Rethinking the History of Europe
Rome [ENA] On 1 July 2019 Brill, the international scholarly editor, published Rethinking Europe War and Peace in the Early Modern German Lands. The volume whose editors are Gerhild Scholz Williams, Sigrun Haude and Christian Schneider throw interesting sidelights upon The Thirty Years’ War (1618-1648). This war lies at the intersection of early modern and modern times. Commonly portrayed as the concluding
chapter of the Reformation, it also determined the future by hastening fundamental changes in the military, legal, political, religious, economic, and cultural arenas that came to mark a new, the modern era. The Thirty Years’ War, whose sources are unexpectedly numerous, was a 17th-century religious conflict fought mainly in central Europe. It remains one of the longest and most ruthless wars in human history, with more than 8 million casualties resulting from military battles as well as from the famine and disease produced by the conflict. The war lasted from 1618 to 1648, starting as a battle among the Catholic and Protestant states that formed the Holy Roman Empire.
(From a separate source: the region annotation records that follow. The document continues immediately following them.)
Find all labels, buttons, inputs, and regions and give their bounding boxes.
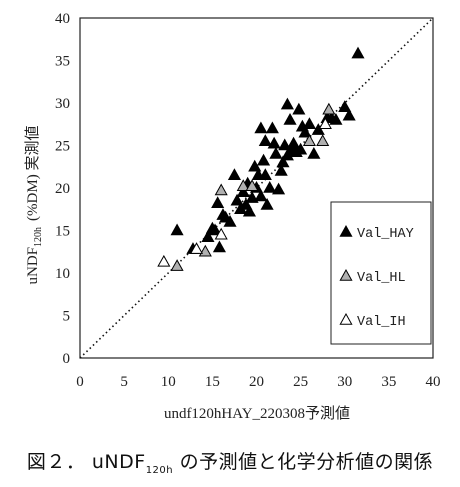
x-tick-label: 5	[120, 374, 128, 390]
data-point	[280, 148, 294, 161]
x-tick-label: 15	[205, 374, 220, 390]
data-point	[258, 134, 272, 146]
scatter-chart: 0 5 10 15 20 25 30 35 40 0 5 10 15 20 25 30 35 40 Val_HA…	[24, 11, 441, 422]
caption-prefix: 図２． uNDF	[26, 451, 146, 473]
data-point	[338, 100, 352, 112]
data-point	[294, 142, 308, 155]
y-tick-label: 30	[55, 96, 70, 112]
legend-entry: Val_IH	[357, 315, 406, 330]
data-point	[287, 136, 301, 149]
data-point	[170, 259, 184, 271]
x-tick-label: 20	[249, 374, 264, 390]
y-tick-label: 10	[55, 266, 70, 282]
data-point	[214, 183, 228, 196]
data-point	[242, 204, 256, 217]
x-tick-label: 0	[76, 374, 84, 390]
legend-marker	[339, 312, 353, 325]
data-point	[302, 117, 317, 129]
data-points	[157, 46, 365, 271]
data-point	[227, 168, 241, 180]
y-tick-label: 5	[63, 309, 71, 325]
legend-marker	[339, 224, 353, 237]
data-point	[254, 189, 268, 202]
y-axis-label: uNDF120h (%DM) 実測値	[24, 126, 44, 285]
x-tick-label: 10	[161, 374, 176, 390]
data-point	[236, 179, 250, 191]
series-val-hay	[170, 46, 365, 254]
data-point	[283, 112, 297, 125]
y-axis-label-main: uNDF	[25, 247, 41, 285]
data-point	[272, 182, 286, 195]
data-point	[260, 197, 274, 210]
data-point	[211, 196, 225, 208]
x-tick-label: 30	[337, 374, 352, 390]
data-point	[307, 146, 321, 159]
data-point	[245, 179, 259, 191]
x-tick-labels: 0 5 10 15 20 25 30 35 40	[76, 374, 440, 390]
data-point	[212, 240, 226, 253]
data-point	[311, 123, 325, 135]
data-point	[157, 254, 171, 267]
data-point	[170, 223, 184, 236]
legend: Val_HAY Val_HL Val_IH	[330, 201, 432, 345]
data-point	[265, 121, 279, 134]
data-point	[236, 185, 250, 197]
legend-entry: Val_HL	[357, 271, 406, 286]
data-point	[245, 191, 259, 203]
data-point	[248, 159, 262, 172]
data-point	[318, 117, 332, 129]
y-tick-label: 0	[63, 351, 71, 367]
data-point	[322, 102, 336, 115]
legend-entry: Val_HAY	[357, 227, 414, 242]
x-tick-label: 35	[381, 374, 396, 390]
data-point	[280, 97, 294, 110]
y-tick-label: 20	[55, 181, 70, 197]
caption-sub: 120h	[145, 464, 174, 476]
y-tick-label: 40	[55, 11, 70, 27]
data-point	[329, 112, 343, 125]
caption-suffix: の予測値と化学分析値の関係	[173, 451, 434, 473]
data-point	[351, 46, 365, 59]
data-point	[267, 136, 281, 149]
data-point	[274, 163, 288, 176]
data-point	[298, 125, 312, 138]
data-point	[276, 155, 290, 168]
y-tick-labels: 0 5 10 15 20 25 30 35 40	[55, 11, 70, 367]
plot-area	[79, 17, 434, 359]
data-point	[214, 227, 228, 240]
data-point	[278, 138, 292, 151]
reference-line-1to1	[79, 17, 434, 359]
data-point	[257, 153, 271, 166]
data-point	[254, 121, 268, 134]
y-axis-label-sub: 120h	[33, 227, 44, 247]
data-point	[189, 242, 204, 254]
data-point	[263, 180, 277, 193]
y-tick-label: 25	[55, 139, 70, 155]
data-point	[292, 102, 306, 115]
data-point	[201, 230, 215, 242]
x-tick-label: 40	[426, 374, 441, 390]
data-point	[208, 223, 222, 236]
series-val-ih	[157, 117, 332, 267]
data-point	[258, 168, 272, 180]
y-tick-label: 35	[55, 54, 70, 70]
y-tick-label: 15	[55, 224, 70, 240]
legend-marker	[339, 268, 353, 281]
y-axis-label-rest: (%DM) 実測値	[24, 126, 41, 221]
data-point	[342, 108, 356, 121]
data-point	[269, 146, 283, 159]
data-point	[316, 134, 330, 146]
data-point	[223, 214, 237, 227]
x-tick-label: 25	[293, 374, 308, 390]
data-point	[302, 134, 317, 146]
data-point	[230, 193, 244, 206]
plot-frame	[79, 17, 434, 359]
x-axis-label: undf120hHAY_220308予測値	[164, 405, 350, 422]
figure-caption: 図２． uNDF120h の予測値と化学分析値の関係	[0, 447, 460, 476]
Nevertheless, as the Thirty Years’ War advanced, it became less about religion and more about which group would ultimately rule Europe. Ultimately, the conflict transformed the geopolitical face of Europe and the role of religion and nation-states in society. Prompted by the 400th anniversary of the outbreak of the war, the contributors reconsider the event itself and contextualize it within the broader history of the Reformation, military conflicts, peace initiatives, and negotiations of war.